Sheffield United and football fans are being shafted by authorities and dinner party set again - James Shield's Blades Column
Let’s get this straight. Sheffield United fans - actually, make that football fans in general - are getting shafted yet again.
If being herded around like animals before every away trip isn’t enough, or getting blamed for every ill in society by the dinner party set now, post-Euro 2020, the minute they’ve decided the game is no longer fashionable - now we’re supposed to believe that proper supporters, the ones who know a couple of ‘likes’ and ‘retweets’ doesn’t really constitute backing a team, are disease-ridden imbeciles who need vaccine passports to attend games. Mark my words, if there’s any hint of a spike in Covid-19 cases over the next month or so, we’ll be required to carry bells and holler “unclean, unclean” whenever we’re outside of a stadium.
Curiously, despite the number of supposedly infallible scientists queuing up to tell us that positive tests would already be skyrocketing, exactly the opposite is happening at present. I’m not saying they aren’t experts in their own particular fields. Just that, despite what the social media commentators who still think we should be locked down in bunkers would have us believe, nobody is right one hundred percent of the time. Not even folk who spend their lives peering into microscopes and petri dishes before appearing as a talking head on a news magazine show.

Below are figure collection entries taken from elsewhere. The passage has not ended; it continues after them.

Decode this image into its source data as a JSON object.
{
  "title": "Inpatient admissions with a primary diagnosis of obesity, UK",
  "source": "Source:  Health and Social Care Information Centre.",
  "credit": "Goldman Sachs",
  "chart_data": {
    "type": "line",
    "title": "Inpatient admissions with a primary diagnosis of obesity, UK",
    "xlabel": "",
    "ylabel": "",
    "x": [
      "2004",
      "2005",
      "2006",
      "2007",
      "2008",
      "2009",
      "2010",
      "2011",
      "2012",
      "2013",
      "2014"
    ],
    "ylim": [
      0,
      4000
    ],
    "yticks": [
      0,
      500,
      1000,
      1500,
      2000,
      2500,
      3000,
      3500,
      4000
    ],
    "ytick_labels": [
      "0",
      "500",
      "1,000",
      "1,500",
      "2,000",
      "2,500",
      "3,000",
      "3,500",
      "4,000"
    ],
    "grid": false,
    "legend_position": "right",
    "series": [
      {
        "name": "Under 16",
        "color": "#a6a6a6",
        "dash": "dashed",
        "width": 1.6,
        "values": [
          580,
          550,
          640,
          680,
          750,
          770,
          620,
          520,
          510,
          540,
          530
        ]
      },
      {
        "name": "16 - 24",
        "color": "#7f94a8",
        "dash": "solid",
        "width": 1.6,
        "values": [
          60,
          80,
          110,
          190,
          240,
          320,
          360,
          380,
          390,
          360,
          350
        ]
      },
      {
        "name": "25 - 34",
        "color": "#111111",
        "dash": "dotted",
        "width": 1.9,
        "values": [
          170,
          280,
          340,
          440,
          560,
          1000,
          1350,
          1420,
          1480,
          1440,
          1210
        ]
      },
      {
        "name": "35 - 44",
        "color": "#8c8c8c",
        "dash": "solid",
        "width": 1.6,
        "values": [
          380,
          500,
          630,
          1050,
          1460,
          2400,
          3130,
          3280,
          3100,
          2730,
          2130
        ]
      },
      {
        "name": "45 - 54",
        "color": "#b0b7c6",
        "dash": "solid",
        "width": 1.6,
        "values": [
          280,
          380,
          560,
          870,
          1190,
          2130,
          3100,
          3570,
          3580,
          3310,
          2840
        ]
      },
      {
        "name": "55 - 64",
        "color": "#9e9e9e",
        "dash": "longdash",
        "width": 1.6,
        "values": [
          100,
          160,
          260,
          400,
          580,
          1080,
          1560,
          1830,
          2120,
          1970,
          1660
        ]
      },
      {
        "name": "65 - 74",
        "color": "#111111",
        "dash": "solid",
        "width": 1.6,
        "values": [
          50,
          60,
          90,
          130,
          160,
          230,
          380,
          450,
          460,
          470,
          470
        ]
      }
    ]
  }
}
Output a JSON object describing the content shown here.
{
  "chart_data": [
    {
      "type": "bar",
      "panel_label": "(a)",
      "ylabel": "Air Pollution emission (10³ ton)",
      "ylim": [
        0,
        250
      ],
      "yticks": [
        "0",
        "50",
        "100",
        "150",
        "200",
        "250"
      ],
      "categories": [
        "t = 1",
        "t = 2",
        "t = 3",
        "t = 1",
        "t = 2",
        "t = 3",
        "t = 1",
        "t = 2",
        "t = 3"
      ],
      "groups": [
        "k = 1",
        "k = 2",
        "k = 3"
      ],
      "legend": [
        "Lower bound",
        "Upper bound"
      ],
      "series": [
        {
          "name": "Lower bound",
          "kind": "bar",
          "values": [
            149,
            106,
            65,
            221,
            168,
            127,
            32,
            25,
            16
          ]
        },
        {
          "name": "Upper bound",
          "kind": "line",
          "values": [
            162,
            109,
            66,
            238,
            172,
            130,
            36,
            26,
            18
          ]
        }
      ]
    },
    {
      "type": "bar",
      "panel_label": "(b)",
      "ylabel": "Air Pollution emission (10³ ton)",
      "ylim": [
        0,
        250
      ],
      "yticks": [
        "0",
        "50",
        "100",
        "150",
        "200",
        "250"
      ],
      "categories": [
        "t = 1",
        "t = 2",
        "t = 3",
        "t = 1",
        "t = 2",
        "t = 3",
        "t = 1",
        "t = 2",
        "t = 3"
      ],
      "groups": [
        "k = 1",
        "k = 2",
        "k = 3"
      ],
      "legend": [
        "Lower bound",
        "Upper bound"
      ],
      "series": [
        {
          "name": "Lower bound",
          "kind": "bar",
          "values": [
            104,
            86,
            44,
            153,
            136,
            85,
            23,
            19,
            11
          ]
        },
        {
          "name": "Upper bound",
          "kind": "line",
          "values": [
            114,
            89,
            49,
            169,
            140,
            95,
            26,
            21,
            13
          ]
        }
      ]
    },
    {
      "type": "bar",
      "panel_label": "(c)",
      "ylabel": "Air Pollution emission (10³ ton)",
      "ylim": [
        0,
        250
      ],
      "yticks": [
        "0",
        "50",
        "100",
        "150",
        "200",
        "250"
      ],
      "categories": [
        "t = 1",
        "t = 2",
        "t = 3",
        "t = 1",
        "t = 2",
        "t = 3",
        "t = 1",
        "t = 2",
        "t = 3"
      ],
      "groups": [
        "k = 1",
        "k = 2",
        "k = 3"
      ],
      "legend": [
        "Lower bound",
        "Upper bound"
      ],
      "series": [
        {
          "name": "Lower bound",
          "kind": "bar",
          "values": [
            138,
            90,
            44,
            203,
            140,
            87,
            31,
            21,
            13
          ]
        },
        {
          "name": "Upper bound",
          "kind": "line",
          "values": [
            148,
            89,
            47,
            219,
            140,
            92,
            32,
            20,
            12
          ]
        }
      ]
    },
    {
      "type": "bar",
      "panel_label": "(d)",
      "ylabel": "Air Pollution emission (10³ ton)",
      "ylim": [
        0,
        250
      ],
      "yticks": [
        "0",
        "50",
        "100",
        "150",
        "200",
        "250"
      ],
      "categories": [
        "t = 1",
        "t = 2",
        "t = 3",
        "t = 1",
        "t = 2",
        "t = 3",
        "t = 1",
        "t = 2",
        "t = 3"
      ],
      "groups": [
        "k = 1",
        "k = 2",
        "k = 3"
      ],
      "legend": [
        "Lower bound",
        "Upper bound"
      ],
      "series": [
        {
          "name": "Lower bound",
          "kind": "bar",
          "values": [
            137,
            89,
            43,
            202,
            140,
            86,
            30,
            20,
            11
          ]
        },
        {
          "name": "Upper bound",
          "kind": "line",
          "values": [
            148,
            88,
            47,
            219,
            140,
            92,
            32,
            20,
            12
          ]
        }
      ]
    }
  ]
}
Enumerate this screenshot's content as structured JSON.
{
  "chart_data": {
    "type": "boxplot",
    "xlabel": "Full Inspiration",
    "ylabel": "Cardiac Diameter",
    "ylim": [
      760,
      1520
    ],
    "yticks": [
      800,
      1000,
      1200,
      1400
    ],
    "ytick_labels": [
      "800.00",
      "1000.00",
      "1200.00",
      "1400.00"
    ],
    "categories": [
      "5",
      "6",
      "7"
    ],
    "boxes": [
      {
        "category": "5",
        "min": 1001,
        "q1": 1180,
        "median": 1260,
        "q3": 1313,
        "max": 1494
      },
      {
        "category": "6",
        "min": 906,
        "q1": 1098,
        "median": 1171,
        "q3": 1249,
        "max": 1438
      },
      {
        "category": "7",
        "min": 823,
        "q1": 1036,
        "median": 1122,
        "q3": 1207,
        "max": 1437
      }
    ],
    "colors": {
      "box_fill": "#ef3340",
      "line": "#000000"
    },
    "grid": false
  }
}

Next weekend, when United return to action with their new manager Slavisa Jokanovic in tow, should have been one of celebration for everyone fortunate enough to have a ticket. If some of those without elected not to attend because they’re worried about transmission, that’s absolutely fair enough. Anyone who mocks them are, for my money, every bit as imbecilic as the people who still can’t see beyond this loathsome virus.
But how can it be fair, when season tickets were on sale a month or so ago, that folk were told they could watch United in action against Birmingham City without carrying proof of their jab status yet now, according to the mood music coming out of Westminster, the opposite is true? The answer is it isn’t. On them or the clubs themselves, who have been placed in an invidious position by the authorities.
For the record, I’ve received my full quota of Astra Zeneca. I’ve also willingly taken and passed two tests since. No complaints from me.
But let’s just say I didn’t want to get my doses of AZ, Pfizer or the myriad other brands now being injected into people’s arms. The last time I checked, we don’t live in a dictatorship or bio-security state so I’d be perfectly within my rights to say ‘no’. (Thankfully, because the scope of legislation inevitably expands as the ‘Walter Wolfgang Affair’ shows).
If I’ve already reserved my seat for the forthcoming campaign, I’d be up Dirty River without an oar to hand. And I’d be wanting my money back from United too, even though they’d have actually done nothing wrong. If there were thousands of others in the same situation as me, that could wreak havoc with their budgeting.
That would be unfair on them. But then, if nothing else, passing the buck towards someone else is this government’s greatest skill.